US Embassy in Baghdad Attacked With 7 Mortars, No Casualties

Approximately seven mortar rounds landed in the U.S. Embassy compound in Baghdad during an attack early on Friday, a U.S. military official told Reuters, in what appears to be one of the largest attacks against the embassy in recent memory.

It also marked the first time the U.S. embassy had been fired on in more than a year, apparently widening the range of targets after dozens of attacks on military bases housing U.S. forces in Iraq and Syria since mid-October amid fears of broadening conflict in the region.

No group claimed responsibility, but previous attack against U.S. forces have been carried out by Iran-aligned militias which have targeted U.S. interests in Syria and Iraq over Washington’s backing for Israel in its Gaza war.

The U.S. military official, speaking on the condition of anonymity, left open the possibility that more projectiles were fired at the embassy compound but did not land within it.

The official added that the attack caused very minor damage but no injuries.

Explosions were heard near the embassy, in the center of the capital, at about 4 a.m. (0100 GMT) on Friday. Sirens calling on people to take cover were activated.

State media said the attack damaged the headquarters of an Iraqi security agency.

The U.S. military official added that Ain al-Asad air base, which hosts U.S. and other international forces in western Iraq, had also been targeted but the projectiles did not land in the base.

Sheik Ali Damoush, a senior official in the Lebanese group Hezbollah, said in a Friday sermon that attacks by Iran-aligned groups across the Middle East aim to apply pressure for a halt to Israel’s offensive in the Gaza Strip.
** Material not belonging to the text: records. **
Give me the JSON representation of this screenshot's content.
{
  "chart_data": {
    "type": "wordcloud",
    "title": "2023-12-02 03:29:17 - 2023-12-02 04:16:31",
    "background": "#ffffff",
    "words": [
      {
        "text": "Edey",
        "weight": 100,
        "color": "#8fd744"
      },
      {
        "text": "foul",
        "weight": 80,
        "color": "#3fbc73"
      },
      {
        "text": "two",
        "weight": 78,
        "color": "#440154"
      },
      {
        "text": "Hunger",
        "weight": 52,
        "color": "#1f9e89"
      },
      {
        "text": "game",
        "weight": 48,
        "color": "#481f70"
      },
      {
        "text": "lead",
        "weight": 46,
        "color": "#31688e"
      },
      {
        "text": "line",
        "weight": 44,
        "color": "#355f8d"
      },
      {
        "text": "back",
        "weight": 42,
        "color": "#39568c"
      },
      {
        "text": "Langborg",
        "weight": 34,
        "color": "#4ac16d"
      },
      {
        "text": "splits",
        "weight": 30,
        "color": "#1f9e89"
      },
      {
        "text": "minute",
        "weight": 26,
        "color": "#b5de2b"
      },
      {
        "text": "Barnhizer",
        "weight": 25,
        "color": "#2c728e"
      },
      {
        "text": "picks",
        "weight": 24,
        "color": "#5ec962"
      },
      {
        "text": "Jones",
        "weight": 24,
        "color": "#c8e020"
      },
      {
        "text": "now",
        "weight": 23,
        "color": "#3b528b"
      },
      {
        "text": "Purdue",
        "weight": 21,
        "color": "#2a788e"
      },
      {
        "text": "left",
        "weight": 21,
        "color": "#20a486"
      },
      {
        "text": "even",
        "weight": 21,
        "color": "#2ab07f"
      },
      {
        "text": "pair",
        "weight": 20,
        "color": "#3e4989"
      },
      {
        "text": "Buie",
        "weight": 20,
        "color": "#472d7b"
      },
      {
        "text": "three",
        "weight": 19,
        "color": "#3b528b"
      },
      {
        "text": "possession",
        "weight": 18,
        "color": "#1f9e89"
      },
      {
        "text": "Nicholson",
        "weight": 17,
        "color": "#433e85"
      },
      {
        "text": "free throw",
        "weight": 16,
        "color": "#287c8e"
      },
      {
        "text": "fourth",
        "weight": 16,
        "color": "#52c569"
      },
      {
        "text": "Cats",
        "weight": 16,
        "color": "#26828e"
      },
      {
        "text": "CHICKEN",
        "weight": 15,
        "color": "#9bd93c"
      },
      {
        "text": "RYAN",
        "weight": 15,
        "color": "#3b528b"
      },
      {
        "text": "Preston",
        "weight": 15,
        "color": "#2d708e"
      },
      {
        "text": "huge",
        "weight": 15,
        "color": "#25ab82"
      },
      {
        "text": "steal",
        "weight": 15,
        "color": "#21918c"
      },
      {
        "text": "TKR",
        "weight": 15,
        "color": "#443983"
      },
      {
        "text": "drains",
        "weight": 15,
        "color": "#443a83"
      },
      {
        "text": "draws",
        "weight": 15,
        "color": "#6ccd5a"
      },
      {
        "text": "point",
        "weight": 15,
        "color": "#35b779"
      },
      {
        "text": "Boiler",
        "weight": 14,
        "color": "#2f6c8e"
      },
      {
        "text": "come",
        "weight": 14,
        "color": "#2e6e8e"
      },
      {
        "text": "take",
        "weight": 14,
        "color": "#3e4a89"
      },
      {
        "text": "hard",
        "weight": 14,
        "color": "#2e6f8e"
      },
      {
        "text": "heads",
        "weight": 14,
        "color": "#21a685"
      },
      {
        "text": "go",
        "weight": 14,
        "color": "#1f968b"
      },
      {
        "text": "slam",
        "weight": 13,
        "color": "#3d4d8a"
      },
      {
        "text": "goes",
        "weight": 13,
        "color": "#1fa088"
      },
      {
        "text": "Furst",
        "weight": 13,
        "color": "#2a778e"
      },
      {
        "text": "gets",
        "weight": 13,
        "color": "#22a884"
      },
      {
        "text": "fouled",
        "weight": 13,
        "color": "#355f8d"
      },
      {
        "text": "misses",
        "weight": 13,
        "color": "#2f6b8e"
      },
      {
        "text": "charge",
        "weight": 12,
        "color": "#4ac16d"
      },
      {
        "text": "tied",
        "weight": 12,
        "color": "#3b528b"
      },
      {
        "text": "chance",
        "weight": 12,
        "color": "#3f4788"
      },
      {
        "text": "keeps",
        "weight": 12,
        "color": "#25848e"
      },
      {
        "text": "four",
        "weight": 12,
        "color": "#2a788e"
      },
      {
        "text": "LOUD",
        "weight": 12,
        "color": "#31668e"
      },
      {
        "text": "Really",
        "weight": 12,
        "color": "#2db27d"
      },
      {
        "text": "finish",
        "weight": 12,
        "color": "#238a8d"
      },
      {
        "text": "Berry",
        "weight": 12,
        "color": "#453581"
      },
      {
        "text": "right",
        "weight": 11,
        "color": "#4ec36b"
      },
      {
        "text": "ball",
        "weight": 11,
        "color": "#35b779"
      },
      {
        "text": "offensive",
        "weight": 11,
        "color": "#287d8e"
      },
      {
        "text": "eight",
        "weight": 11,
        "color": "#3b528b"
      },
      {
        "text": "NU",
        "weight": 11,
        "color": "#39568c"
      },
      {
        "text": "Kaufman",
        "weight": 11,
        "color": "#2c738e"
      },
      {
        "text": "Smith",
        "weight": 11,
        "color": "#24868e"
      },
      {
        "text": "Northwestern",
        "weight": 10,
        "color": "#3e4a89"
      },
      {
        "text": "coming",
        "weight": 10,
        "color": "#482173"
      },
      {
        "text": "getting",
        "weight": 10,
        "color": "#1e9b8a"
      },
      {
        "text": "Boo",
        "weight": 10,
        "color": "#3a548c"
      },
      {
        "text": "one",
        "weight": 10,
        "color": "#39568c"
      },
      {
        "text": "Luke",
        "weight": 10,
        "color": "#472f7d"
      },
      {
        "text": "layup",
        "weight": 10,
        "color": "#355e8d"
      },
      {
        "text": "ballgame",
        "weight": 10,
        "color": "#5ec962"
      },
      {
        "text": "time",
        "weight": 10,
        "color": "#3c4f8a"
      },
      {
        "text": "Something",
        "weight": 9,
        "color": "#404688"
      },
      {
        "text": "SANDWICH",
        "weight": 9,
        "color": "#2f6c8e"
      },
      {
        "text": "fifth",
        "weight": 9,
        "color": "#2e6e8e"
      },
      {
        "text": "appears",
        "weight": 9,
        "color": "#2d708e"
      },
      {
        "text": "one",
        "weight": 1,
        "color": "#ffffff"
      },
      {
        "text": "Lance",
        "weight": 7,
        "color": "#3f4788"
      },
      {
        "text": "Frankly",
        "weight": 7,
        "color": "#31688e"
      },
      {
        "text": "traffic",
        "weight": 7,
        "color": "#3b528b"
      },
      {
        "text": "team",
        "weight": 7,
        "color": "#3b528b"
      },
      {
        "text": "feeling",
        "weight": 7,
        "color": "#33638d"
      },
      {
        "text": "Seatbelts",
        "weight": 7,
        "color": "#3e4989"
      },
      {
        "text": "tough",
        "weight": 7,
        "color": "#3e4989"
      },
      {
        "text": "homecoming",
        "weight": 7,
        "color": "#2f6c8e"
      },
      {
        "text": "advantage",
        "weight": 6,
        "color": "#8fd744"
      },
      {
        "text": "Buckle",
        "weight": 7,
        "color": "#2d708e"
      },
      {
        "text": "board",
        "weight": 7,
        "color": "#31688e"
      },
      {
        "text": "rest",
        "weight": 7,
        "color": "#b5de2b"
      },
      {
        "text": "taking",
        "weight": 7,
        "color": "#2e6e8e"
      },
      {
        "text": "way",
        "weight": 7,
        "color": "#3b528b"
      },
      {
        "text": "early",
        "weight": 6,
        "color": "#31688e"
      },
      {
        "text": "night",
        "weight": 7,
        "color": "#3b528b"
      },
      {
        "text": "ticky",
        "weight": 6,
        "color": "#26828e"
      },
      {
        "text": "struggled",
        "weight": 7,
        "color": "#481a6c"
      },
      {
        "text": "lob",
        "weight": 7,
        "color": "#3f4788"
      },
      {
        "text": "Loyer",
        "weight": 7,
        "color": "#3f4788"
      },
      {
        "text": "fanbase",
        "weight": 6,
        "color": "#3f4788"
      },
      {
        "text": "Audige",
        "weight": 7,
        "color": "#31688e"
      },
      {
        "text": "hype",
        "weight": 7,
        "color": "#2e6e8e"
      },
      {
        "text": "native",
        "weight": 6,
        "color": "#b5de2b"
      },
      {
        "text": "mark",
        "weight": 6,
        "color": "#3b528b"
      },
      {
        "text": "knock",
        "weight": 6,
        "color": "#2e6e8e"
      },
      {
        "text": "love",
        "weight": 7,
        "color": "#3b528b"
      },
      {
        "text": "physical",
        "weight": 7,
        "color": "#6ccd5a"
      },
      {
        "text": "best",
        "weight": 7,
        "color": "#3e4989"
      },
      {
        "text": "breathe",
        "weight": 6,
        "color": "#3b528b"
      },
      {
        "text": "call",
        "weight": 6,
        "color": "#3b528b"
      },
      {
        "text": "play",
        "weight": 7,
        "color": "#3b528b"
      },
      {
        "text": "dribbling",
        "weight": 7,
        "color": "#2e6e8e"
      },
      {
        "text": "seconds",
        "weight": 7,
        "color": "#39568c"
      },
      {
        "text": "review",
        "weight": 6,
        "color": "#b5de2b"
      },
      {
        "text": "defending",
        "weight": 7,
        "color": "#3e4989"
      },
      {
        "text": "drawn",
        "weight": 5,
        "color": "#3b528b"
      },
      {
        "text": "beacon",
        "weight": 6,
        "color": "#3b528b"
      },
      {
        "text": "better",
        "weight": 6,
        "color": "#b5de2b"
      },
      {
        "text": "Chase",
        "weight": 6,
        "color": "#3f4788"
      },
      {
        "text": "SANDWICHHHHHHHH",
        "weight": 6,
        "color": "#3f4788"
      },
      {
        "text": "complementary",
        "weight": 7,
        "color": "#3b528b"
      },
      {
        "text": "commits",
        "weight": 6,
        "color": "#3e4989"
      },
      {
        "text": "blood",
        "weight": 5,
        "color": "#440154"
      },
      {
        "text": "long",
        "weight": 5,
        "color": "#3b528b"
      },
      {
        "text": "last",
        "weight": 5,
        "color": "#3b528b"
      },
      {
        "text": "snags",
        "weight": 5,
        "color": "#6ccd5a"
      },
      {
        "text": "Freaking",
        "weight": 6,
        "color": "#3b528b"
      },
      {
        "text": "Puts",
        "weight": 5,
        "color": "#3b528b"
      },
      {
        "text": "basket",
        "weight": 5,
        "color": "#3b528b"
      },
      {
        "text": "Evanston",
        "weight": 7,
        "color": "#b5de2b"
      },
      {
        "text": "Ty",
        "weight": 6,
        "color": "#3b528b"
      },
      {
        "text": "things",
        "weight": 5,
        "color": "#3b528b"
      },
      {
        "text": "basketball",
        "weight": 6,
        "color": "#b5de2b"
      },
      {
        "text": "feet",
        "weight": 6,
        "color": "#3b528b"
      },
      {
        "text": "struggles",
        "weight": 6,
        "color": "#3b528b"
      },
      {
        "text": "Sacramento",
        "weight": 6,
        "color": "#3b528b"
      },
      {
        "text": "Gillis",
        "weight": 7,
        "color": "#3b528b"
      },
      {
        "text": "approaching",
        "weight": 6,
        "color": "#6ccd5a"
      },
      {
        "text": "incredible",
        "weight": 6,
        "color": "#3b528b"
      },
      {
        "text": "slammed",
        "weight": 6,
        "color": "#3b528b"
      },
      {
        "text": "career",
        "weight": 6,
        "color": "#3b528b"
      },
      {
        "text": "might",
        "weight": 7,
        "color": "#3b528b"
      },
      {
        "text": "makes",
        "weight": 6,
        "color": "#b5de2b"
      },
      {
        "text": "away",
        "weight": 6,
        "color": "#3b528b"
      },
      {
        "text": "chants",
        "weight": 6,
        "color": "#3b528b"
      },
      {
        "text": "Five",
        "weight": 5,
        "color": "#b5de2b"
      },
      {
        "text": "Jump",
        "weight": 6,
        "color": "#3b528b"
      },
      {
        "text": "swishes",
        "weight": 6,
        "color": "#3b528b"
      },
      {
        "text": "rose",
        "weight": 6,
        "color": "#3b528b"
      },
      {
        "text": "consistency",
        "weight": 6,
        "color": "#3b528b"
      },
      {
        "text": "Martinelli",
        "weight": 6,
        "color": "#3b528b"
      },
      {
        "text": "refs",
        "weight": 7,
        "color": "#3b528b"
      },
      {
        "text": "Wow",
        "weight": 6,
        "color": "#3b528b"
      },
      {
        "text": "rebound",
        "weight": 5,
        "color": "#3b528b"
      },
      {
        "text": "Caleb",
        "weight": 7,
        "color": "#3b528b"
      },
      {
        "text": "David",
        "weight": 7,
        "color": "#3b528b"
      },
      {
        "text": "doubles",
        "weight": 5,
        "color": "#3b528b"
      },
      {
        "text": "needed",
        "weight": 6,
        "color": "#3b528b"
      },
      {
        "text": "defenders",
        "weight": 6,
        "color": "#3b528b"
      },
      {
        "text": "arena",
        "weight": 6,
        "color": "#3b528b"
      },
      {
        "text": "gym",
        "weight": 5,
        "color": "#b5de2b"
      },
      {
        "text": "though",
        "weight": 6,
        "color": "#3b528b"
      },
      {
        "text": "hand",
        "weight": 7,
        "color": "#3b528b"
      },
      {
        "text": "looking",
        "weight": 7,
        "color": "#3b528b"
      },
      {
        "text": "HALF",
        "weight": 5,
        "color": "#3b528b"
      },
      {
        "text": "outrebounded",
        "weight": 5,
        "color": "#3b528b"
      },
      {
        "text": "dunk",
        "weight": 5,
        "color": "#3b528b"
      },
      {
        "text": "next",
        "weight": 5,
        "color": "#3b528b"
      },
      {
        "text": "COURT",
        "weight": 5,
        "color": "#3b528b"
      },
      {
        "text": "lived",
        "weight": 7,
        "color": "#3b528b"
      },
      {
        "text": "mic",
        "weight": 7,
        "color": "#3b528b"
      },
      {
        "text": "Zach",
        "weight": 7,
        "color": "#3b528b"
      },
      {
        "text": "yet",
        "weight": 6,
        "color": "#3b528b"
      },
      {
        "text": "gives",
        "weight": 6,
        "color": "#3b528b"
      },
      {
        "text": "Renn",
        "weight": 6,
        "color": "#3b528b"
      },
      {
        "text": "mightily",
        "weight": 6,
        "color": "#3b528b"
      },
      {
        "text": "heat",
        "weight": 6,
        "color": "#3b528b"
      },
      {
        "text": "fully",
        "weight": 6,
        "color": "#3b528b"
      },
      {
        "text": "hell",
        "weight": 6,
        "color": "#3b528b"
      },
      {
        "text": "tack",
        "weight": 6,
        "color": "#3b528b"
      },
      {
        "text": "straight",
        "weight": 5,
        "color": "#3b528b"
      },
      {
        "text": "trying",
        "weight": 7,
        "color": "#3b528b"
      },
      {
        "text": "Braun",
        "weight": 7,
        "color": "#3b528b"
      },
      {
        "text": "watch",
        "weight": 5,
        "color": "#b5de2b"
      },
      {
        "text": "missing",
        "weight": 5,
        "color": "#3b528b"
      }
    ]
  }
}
He did not refer specifically to Friday’s attack.

The dozens of attacks against U.S. forces in Iraq and Syria have been claimed by a group of Iran-aligned Shi’ite Muslim militias operating under the banner of the Islamic Resistance in Iraq.

The U.S. has responded with a series of strikes that have killed at least 15 militants in Iraq and up to seven in Syria.

‘Acts of terrorism’

The attacks pose a challenge for Iraqi Prime Minister Mohammed Shia al-Sudani, who has pledged to protect foreign missions and capitalize on fragile stability to focus on the economy and court foreign investment, including from the United States.

Sudani directed security agencies to pursue the perpetrators, describing them as “unruly, lawless groups that do not in any way represent the will of the Iraqi people,” a statement from his office said.

He also said that undermining Iraq’s stability, reputation and targeting places Iraq has committed to protect were acts of terrorism.

A U.S. embassy spokesperson called on the Iraqi government to do all in its power to protect diplomatic and coalition personnel and facilities.

“We reiterate that we reserve the right to self-defense and to protect our personnel anywhere in the world,” he said.

Aside from its diplomatic staff in Iraq, the United States has about 2,500 troops in the country on a mission it says aims to advise and assist local forces trying to prevent a resurgence of Islamic State, which in 2014 seized large swathes of both countries before being defeated.

Iran-aligned Houthis have been firing at Israel and ships in the Red Sea in a campaign they say aims to support the Palestinians. U.S. warships have shot down several of their projectiles.